Renvoyés malgré eux aux marges de la vie politique, les frontistes font désormais mine de se réjouir. La plupart assurent même que le ciblage dont ils feraient l’objet ne pourrait que les servir électoralement. “C’est absolument fascinant de voir à quel point nos adversaires sont incapables de réagir face à nous et nous font des cadeaux”, commente le député de la Somme Jean-Philippe Tanguy. Place au nouveau récit : le RN, victime de jeux politiciens, préfère désormais se tenir à l’écart d’un système qu’il abhorre. “Vu comment les choses se passent à l’Assemblée, plus on se tient éloignés de ces tambouilles, mieux ce sera pour nous”, assure un proche de Marine Le Pen. Quitte à jouer de ce statut d’infréquentables dont ils tentent pourtant de se départir depuis des années. “Nous ne sommes pas comme les autres, nous ne souhaitons pas ces postes pour nous mais parce qu’ils sont la conséquence du vote des Français”, répètent à tour de bras les dirigeants frontistes.

Miser sur l’après

Voici pour le discours public et les plateaux de télévision. En coulisses, toutefois, le RN a retenu les leçons de ces deux années passées à l’Assemblée, et ne s’est pas privé de se livrer à des jeux tacticiens tout au long de la dernière semaine, échangeant avec des représentants de la droite et du camp présidentiel. Sans succès.

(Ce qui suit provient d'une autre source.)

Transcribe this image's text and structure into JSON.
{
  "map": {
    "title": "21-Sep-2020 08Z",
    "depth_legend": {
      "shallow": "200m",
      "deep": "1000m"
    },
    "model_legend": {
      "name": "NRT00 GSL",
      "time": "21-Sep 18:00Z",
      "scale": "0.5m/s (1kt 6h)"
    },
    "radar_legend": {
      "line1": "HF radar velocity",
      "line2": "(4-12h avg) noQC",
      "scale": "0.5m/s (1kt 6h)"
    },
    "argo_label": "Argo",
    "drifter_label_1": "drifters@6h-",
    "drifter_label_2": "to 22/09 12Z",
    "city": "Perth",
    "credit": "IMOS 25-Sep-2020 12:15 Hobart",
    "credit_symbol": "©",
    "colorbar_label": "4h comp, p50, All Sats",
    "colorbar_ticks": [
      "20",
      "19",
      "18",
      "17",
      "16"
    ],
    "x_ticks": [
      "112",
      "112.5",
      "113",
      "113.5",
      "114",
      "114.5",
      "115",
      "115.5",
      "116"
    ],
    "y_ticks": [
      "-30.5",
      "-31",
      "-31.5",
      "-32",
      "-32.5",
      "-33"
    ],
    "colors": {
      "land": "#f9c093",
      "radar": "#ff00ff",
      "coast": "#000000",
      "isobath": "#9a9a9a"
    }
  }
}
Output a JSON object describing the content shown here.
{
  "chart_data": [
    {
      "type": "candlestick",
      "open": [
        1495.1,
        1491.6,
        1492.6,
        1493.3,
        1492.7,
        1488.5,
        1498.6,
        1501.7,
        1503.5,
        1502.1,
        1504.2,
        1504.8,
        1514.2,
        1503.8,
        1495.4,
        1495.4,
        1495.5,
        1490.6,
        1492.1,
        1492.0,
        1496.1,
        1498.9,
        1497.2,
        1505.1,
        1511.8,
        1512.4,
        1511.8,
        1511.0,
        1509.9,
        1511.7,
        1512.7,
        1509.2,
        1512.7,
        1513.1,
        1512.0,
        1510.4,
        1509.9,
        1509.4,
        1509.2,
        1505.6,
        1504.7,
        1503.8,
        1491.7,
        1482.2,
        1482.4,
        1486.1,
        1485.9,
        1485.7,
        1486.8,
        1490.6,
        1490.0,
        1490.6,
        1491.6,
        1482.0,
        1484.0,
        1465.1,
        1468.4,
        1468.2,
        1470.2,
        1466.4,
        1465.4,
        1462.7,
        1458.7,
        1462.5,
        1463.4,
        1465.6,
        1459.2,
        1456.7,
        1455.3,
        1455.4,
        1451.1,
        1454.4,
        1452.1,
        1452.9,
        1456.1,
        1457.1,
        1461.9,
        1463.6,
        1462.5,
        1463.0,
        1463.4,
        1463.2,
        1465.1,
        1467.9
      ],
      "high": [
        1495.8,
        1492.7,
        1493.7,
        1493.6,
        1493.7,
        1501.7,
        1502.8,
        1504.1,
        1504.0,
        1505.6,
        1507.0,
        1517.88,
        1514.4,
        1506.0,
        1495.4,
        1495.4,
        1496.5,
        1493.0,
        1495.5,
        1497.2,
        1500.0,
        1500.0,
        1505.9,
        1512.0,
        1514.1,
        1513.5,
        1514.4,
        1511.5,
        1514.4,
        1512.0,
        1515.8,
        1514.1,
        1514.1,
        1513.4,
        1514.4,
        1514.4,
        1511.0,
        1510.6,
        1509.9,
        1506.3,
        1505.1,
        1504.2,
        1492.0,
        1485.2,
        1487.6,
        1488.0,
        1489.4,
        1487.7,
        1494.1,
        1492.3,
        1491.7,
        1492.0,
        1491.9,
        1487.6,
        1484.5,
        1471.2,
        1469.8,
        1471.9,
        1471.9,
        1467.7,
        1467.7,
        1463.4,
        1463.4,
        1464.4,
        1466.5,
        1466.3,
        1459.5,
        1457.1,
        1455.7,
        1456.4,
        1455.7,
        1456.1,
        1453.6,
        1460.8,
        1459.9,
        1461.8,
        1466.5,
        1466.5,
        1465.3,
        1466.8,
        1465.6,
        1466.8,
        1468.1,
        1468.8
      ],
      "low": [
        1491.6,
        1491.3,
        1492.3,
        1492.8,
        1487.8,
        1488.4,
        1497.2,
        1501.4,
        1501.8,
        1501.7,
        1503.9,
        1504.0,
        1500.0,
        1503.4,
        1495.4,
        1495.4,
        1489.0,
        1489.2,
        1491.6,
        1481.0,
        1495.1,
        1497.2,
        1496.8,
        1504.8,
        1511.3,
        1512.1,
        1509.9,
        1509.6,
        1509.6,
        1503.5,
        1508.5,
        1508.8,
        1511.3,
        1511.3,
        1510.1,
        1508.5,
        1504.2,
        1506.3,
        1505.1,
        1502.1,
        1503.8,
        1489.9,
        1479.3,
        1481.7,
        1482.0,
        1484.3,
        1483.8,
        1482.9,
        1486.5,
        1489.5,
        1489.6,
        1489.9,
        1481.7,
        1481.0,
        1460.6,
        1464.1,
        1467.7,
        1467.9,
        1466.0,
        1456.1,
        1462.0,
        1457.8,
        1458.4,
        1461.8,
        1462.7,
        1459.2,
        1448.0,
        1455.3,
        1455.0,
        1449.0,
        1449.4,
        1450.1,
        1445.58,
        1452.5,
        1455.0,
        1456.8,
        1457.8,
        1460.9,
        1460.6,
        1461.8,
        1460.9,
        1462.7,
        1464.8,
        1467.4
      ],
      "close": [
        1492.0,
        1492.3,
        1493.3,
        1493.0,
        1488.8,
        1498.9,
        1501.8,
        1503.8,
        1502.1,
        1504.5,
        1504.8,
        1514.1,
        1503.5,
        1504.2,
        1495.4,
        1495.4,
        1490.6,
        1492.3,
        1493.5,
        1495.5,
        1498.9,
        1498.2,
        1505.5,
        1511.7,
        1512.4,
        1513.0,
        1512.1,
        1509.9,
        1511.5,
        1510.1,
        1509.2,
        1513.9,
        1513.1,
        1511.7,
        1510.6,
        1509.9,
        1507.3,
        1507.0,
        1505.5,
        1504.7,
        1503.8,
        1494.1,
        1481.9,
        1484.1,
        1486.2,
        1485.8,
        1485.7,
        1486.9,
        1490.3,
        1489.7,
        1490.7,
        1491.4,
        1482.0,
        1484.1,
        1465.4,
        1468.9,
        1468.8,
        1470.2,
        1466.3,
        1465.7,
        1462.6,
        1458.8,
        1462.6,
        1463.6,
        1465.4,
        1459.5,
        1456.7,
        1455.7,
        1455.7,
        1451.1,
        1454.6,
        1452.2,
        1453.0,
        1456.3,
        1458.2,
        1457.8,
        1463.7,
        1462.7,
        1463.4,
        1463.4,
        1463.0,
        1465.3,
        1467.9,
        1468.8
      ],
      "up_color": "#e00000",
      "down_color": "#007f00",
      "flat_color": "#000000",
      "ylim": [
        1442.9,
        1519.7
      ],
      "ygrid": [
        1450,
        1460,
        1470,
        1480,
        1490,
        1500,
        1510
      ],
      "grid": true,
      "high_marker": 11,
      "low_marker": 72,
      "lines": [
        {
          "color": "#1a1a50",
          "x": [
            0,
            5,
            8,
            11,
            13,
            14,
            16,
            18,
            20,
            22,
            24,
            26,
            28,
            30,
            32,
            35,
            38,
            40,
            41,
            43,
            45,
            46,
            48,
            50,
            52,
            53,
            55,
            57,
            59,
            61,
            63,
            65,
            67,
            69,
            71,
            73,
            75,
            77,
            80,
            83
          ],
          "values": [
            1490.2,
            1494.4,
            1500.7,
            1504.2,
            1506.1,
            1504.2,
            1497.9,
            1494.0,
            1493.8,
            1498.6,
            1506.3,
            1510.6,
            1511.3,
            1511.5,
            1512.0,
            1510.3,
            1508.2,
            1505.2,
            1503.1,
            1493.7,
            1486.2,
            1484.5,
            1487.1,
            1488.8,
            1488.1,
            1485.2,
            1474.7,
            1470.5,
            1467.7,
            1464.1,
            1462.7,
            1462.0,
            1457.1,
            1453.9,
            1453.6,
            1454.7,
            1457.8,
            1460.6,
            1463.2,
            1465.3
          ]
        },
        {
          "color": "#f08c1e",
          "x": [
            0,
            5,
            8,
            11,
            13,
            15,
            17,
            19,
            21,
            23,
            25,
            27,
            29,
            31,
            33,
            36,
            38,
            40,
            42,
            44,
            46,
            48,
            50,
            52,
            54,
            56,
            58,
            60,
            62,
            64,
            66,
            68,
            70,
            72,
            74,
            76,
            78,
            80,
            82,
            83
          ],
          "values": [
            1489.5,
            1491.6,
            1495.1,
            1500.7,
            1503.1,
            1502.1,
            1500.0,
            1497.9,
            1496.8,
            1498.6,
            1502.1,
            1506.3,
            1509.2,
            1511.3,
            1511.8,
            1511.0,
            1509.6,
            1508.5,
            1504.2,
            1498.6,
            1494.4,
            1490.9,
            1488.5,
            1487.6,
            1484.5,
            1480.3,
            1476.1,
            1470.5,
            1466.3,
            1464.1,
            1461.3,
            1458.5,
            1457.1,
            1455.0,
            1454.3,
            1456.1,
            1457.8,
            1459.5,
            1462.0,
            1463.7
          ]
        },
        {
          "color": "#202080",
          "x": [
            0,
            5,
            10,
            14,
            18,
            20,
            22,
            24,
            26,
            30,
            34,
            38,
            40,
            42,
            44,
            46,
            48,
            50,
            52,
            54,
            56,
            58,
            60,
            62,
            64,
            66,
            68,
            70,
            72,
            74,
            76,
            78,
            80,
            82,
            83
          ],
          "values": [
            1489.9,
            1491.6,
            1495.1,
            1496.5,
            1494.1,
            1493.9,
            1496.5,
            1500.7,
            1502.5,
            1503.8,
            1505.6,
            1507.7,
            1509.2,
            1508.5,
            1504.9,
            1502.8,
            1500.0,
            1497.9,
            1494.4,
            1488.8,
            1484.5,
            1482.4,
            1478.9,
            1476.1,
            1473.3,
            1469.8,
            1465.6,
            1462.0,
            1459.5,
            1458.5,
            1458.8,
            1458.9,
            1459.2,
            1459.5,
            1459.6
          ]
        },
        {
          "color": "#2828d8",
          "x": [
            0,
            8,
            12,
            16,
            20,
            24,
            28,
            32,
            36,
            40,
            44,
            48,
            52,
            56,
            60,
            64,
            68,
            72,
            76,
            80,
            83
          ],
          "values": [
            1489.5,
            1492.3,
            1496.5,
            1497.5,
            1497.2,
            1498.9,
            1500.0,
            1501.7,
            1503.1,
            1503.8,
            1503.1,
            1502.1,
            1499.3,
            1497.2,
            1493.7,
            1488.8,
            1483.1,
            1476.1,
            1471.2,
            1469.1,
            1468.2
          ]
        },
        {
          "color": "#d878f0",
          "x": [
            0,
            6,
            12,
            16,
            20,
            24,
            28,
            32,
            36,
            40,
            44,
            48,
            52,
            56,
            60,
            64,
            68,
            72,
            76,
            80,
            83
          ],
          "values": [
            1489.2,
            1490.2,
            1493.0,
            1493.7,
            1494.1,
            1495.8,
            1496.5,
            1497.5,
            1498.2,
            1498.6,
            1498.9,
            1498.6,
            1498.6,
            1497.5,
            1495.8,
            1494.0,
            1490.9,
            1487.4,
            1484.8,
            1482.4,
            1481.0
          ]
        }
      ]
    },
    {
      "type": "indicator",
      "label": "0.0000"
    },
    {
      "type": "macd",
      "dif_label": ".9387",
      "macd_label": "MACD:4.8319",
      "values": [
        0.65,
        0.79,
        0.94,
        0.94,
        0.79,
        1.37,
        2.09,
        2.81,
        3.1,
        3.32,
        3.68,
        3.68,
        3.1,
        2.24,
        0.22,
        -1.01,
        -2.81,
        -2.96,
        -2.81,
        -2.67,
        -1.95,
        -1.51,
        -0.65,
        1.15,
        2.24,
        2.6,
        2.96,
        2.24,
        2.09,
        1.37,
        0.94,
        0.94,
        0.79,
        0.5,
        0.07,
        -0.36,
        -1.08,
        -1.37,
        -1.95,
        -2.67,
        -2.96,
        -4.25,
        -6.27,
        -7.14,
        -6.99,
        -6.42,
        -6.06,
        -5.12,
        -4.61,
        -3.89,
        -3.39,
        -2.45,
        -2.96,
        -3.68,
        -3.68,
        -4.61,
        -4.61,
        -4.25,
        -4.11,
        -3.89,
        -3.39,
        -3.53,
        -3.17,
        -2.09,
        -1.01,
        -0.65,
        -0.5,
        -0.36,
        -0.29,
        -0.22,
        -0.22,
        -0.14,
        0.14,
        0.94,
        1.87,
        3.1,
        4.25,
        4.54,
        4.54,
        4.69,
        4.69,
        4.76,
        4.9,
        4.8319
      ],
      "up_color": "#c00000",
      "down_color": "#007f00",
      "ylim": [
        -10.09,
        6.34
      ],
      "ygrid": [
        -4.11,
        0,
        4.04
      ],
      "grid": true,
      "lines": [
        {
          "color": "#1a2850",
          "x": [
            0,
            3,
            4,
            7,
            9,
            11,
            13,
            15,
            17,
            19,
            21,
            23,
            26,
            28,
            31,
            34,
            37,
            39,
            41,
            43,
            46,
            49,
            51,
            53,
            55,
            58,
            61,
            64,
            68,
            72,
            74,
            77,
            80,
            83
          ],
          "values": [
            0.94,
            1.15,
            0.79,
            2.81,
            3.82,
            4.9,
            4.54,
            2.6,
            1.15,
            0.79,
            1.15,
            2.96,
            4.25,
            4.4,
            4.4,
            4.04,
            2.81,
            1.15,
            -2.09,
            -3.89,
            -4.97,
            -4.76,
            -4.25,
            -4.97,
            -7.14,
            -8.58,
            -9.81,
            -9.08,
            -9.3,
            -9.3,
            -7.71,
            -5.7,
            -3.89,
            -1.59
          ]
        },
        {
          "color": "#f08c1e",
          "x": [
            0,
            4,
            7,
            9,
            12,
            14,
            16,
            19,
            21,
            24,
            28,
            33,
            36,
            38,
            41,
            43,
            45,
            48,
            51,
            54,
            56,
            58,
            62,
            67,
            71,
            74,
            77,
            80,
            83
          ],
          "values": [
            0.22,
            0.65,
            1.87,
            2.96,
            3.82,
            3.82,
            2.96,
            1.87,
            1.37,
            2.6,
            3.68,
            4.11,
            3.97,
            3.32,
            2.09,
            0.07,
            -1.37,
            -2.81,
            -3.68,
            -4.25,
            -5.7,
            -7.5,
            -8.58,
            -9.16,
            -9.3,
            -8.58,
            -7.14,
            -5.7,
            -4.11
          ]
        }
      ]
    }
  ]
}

L’idée d’un recours devant le Conseil constitutionnel a été brièvement envisagée, puis finalement abandonnée. Trop complexe.

Marine Le Pen et son groupe misent plutôt sur un autre scénario : celui d’une dissolution dans un an. Plutôt que de livrer bataille dans l’hémicycle, ils préfèrent donc tirer des plans sur la comète et se projeter sur le long terme, en envisageant aussi l’option de la démission d’Emmanuel Macron, que Marine Le Pen estime probable. Pour l’heure, à l’Assemblée, le RN et ses alliés de droite, qui avaient rêvé de la majorité, se contenteront d’un rôle d’opposition, et prévoient de ne pas en faire trop, contraints par une marge de manoeuvre restreinte. Comme seul recours, un élu envisage, laconique : “Il nous reste une chose : la politique.”